An "Automatic Outline" feature automatically creates a meeting summary based on the contents of the meeting transcript. The outline will display in the Outline panel on the Otter platform.
A one-click feature adds a meeting slide or any other image presented in a virtual meeting directly to the Otter notes.
“We all spend too much time in meetings, and I am excited about the power of AI to make meetings more productive,” Sam Liang, co-founder & CEO of, said. “The new Otter makes meeting collaboration easier and faster—making it an essential tool for business teams looking to improve their communication in today’s hybrid, in-person, and virtual meetings.”

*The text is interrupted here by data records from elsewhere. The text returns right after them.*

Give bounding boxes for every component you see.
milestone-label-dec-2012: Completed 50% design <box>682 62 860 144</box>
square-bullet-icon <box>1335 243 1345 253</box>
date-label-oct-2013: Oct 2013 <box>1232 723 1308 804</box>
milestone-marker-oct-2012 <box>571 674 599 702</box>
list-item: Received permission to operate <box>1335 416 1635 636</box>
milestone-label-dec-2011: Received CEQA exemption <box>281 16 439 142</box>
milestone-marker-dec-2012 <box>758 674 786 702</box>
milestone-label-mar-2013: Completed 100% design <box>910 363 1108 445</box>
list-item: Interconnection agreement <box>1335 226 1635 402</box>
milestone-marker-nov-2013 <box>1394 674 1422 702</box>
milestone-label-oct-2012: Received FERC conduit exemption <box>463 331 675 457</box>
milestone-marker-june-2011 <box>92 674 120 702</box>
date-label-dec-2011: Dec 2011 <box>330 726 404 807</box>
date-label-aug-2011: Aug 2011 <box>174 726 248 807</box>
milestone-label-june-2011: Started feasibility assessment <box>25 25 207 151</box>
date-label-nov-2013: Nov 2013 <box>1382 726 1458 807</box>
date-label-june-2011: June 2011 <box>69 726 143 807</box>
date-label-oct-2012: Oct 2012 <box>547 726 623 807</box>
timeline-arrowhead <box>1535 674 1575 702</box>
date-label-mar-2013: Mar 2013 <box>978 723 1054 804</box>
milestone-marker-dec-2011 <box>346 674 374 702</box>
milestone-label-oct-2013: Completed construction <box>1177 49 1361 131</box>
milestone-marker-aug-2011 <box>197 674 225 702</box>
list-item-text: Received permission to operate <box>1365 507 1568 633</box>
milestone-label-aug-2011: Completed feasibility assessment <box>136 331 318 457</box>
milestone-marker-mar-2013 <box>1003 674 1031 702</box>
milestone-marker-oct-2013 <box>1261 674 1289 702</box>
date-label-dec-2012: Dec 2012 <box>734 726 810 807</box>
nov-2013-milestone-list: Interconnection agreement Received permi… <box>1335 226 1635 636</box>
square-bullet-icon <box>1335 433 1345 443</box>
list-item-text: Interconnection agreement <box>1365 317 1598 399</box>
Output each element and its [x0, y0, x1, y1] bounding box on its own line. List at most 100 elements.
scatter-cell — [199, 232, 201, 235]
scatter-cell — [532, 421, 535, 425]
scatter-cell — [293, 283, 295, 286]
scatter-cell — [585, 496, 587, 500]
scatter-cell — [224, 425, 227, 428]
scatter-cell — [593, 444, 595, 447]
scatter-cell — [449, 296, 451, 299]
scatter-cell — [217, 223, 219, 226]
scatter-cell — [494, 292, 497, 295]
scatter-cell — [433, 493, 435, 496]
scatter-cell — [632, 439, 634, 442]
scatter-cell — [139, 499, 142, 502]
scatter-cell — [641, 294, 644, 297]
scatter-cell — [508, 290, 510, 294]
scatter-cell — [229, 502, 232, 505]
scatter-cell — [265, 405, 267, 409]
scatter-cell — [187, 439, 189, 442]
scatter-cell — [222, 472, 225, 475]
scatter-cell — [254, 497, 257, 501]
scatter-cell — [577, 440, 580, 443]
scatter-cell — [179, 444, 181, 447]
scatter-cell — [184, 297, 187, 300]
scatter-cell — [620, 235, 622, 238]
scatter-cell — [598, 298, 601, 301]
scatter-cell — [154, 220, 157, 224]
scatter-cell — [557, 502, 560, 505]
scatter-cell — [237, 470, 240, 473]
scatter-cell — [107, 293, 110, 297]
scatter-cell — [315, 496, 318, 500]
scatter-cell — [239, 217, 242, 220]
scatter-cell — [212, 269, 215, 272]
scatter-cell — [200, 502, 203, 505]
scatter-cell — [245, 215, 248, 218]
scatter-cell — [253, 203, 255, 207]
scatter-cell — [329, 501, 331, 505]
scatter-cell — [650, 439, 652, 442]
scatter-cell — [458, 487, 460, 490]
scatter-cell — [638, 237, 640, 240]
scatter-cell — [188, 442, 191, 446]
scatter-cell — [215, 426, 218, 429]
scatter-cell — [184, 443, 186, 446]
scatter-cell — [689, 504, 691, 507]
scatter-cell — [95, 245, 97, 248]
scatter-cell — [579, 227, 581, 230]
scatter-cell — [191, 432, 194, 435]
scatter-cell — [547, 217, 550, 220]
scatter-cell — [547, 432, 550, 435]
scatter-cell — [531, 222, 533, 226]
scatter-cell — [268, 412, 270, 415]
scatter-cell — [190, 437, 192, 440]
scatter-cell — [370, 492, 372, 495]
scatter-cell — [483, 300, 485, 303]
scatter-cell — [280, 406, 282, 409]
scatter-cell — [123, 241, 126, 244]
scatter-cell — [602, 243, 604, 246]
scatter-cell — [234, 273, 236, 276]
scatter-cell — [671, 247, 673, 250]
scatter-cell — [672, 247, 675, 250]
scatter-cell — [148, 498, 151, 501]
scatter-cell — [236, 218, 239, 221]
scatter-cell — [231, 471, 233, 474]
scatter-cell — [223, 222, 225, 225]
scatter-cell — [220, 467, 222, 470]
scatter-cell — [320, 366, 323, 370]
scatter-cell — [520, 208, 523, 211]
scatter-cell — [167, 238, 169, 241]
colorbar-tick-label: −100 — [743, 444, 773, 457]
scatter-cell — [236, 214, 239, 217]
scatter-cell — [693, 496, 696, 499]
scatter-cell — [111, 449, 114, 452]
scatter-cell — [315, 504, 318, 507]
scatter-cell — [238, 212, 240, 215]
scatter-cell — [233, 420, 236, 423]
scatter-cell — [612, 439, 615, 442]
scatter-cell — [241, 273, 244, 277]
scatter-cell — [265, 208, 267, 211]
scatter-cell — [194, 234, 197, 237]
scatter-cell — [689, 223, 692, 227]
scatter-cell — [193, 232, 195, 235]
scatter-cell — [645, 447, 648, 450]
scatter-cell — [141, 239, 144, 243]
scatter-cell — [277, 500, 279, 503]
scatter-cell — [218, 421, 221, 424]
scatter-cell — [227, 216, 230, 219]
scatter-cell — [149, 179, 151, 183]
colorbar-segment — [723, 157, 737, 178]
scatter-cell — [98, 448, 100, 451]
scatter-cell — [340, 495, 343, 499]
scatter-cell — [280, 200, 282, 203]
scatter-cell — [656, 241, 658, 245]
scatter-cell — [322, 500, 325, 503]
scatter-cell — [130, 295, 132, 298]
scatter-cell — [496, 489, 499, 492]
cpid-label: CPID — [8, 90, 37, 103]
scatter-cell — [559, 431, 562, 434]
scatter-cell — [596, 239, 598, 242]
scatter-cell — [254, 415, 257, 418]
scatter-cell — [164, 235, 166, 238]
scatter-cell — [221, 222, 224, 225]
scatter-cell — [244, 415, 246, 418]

Also: The Great Resignation continues. According to the most recent Job Openings and Labor Turnover Summary from the Bureau of Labor Statistics, 4.4 million workers left their jobs in February 2022, while employers listed 11.3 million available jobs and hired 6.7 million workers. The unemployment rate is currently 3.8%, making for a very tight labor market.
One of the most compelling reasons for leaving one job for another is the bump in pay, the Washington Post reported:
Americans who switched jobs saw a typical raise of 6.6 percent in the past year, while those who stayed saw their pay go up 5.4 percent, according to a widely watched measure of wage growth from the Federal Reserve Bank of Atlanta. Both numbers, reported as three-month averages, are at or near the highest rates since the late 1990s.
The Post also reported that the ability to work remotely has helped boost Americans' ability to quit jobs and negotiate for better pay and benefits at new positions.